NIGERIA – The Illmi Children’s Fund (ICF), a Nigerian non-governmental organization, has successfully implemented the Ambassador’s Special Self-Help (ASSH) project to empower the Fulani community in Katampe Ruga, Abuja.

This initiative, aimed at enhancing dairy milk production and overall livelihood, received funding from the United States mission in Nigeria.

The grand finale of the project, themed ‘Toolkits and Dairy Equipment Distribution Event,’ marked a significant milestone in the socio-economic development of the community.

Acting Deputy Chief of Mission and Counsellor for Economic Affairs at the U.S Mission in Nigeria, Christine Harbaugh, highlighted the uniqueness of the self-help program, which started in 1964 in Togo and has since spread across African missions.

“The program is unique, and it allows our embassy to support communities directly and see tangible results within a short period as we are witnessing here.”

The ASSH project, tailored to the Fulani community in Katampe Ruga, aimed at providing them with the necessary tools and equipment to improve their dairy production methods.

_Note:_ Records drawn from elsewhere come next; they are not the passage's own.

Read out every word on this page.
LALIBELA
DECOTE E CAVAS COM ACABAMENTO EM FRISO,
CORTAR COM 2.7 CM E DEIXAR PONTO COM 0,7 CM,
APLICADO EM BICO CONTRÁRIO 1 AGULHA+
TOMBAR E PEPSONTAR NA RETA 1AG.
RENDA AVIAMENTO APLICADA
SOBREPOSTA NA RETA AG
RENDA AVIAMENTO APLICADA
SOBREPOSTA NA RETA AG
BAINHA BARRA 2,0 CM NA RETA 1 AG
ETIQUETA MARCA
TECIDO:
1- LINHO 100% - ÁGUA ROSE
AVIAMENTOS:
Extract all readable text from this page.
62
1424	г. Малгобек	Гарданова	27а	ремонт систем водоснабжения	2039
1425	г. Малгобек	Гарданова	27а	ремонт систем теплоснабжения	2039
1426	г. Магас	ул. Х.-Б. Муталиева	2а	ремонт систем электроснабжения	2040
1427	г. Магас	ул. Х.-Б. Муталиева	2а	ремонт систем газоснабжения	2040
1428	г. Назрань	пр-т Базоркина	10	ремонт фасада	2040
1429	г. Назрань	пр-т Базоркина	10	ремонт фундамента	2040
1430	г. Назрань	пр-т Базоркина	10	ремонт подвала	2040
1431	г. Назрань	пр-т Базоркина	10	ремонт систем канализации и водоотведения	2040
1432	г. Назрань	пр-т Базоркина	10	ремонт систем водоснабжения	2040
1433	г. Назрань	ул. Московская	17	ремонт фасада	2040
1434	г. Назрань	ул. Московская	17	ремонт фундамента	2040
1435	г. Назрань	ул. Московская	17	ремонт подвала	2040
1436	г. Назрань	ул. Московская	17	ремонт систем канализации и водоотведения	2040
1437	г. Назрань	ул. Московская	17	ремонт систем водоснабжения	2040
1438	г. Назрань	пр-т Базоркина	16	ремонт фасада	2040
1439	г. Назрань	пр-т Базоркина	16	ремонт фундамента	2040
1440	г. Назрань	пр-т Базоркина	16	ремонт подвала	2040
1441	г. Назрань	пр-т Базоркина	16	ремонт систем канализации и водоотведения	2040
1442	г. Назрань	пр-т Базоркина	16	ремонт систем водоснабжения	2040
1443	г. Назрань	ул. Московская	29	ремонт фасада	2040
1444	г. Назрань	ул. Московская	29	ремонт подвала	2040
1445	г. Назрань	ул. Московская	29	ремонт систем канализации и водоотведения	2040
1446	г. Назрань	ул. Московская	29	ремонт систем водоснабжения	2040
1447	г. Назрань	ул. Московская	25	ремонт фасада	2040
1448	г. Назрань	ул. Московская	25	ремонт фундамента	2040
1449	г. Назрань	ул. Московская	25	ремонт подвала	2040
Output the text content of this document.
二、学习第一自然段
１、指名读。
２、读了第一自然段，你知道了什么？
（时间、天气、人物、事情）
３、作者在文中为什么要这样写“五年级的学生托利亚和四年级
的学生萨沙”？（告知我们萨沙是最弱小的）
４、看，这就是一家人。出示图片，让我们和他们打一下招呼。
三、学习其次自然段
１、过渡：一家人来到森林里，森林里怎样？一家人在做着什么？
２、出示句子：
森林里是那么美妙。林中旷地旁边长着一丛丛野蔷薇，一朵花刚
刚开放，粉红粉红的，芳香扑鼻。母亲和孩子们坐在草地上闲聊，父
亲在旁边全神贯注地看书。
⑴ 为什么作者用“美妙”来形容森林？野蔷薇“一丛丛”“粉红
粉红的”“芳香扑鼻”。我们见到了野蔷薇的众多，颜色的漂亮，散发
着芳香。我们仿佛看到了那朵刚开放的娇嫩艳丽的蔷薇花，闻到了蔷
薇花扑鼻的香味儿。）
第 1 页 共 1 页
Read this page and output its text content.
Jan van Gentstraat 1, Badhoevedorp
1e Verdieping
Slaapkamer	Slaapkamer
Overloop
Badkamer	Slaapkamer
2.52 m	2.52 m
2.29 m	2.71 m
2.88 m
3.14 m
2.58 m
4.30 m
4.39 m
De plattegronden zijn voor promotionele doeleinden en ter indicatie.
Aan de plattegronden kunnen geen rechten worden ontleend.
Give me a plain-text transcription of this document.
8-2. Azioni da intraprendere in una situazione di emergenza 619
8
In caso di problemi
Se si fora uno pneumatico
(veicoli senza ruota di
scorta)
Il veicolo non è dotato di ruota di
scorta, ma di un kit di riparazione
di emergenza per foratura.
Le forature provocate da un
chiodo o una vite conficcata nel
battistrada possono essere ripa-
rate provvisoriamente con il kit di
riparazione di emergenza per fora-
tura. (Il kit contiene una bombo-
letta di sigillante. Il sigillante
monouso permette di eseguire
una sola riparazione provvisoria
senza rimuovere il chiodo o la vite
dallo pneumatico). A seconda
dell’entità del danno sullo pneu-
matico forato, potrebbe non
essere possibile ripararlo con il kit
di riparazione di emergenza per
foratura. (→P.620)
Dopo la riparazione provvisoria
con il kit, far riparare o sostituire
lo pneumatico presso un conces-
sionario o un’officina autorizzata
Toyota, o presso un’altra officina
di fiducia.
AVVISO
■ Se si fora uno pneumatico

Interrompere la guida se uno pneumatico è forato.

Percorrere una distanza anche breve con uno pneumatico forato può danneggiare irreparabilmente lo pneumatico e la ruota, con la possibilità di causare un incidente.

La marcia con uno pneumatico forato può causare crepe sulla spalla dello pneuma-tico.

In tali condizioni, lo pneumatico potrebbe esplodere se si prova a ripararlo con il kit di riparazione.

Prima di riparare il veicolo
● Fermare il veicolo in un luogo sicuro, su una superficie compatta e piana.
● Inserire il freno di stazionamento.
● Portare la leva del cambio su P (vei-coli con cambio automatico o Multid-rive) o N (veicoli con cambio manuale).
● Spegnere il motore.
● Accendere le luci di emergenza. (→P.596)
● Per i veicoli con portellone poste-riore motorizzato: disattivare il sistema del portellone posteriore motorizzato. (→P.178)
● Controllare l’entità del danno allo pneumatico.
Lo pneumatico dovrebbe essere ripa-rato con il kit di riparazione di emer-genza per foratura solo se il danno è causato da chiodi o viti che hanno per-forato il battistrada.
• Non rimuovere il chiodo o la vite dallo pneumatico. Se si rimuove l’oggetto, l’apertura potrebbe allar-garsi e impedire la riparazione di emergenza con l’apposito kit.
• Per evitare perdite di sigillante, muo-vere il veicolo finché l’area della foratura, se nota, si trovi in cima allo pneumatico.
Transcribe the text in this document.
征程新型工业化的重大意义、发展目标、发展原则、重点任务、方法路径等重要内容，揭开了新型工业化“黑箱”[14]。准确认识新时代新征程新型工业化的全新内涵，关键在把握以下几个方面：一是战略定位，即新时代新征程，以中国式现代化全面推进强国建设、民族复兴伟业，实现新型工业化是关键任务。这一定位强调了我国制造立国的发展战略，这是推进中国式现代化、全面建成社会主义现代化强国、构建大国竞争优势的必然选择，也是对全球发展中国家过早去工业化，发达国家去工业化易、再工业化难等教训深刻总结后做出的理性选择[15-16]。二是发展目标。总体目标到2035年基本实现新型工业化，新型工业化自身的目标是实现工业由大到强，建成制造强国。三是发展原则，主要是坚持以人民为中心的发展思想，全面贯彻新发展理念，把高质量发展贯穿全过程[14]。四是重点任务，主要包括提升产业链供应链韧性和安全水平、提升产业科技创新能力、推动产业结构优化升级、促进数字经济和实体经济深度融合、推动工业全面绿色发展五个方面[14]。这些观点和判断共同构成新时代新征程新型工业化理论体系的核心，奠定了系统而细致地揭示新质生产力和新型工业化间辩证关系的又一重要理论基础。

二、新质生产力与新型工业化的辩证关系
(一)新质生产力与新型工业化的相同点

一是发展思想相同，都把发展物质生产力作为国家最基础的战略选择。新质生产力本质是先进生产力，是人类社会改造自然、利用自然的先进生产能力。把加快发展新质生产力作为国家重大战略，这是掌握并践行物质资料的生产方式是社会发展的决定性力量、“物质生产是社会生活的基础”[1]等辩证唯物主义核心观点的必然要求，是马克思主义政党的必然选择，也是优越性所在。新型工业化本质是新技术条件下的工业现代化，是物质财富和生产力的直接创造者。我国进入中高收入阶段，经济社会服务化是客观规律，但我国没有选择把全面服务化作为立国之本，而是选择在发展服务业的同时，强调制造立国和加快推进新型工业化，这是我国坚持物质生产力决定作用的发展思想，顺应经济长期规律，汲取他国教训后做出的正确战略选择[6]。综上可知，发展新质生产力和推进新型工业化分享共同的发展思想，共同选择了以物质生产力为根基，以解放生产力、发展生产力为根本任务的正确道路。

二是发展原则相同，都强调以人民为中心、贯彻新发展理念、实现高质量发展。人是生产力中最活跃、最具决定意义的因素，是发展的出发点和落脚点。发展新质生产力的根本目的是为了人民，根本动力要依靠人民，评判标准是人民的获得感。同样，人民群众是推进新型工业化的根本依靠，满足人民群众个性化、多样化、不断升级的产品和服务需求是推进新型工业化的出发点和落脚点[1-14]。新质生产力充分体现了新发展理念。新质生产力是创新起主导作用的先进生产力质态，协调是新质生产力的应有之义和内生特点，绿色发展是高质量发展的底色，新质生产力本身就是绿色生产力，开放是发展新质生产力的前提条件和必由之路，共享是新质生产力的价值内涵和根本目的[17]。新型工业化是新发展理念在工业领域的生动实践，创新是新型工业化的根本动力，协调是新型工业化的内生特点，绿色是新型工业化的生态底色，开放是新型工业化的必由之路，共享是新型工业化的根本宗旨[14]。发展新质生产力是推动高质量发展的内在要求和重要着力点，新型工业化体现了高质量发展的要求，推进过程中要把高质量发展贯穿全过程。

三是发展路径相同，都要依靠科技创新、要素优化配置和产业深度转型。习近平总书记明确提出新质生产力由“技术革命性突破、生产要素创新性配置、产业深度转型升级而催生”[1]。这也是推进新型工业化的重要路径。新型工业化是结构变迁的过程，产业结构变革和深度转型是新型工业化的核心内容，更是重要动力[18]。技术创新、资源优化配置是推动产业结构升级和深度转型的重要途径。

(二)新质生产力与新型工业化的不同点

Christine Harbaugh applauded the Illmi Children’s Fund for collaborating with the Fulani community to enhance their livelihoods while preserving their traditions and culture.

Emphasizing the importance of basic education tailored to the needs of RUGA communities, Ibrahim Sha’aban Sharada, the Executive Secretary of the National Commission for Almajiri and out-of-school Children, assured the community of the government’s commitment to their welfare.

Expressing gratitude to the U.S Mission in Nigeria, government agencies, the Ruga community, and all attendees, Maryam Augie-Abdulmumin, the Executive Director of ICF, celebrated not only the completion of the program but also the remarkable progress made by the participants.

The distribution of essential toolkits and dairy equipment was highlighted as a crucial step in enhancing the Fulani community’s capabilities, ultimately leading to increased milk production and improved livelihoods.

Abdulsamd Isah, the Project Coordinator, expressed joy at the successful completion of the project and suggested its potential replication in other Ruga communities.

Participants like Isiyaku Haruna, now a certified Community Animal Health Worker, shared their positive experiences, emphasizing the newfound knowledge that would benefit their community.

The ASSH project’s highlights included training the Fulani communities in modern milk production techniques, encompassing processing, packaging, storage, and preservation.

This comprehensive approach is expected to significantly reduce milk waste and contribute to the sustainable development of the Fulani community.

Dignitaries from relevant government agencies, including Dr. John Edeh from the National Commission for Adult Literacy and Non-formal Education, and Mr. Ahmed Ismaila, the FCT Liaison officer, were also in attendance, underlining the collaborative efforts for positive community impact.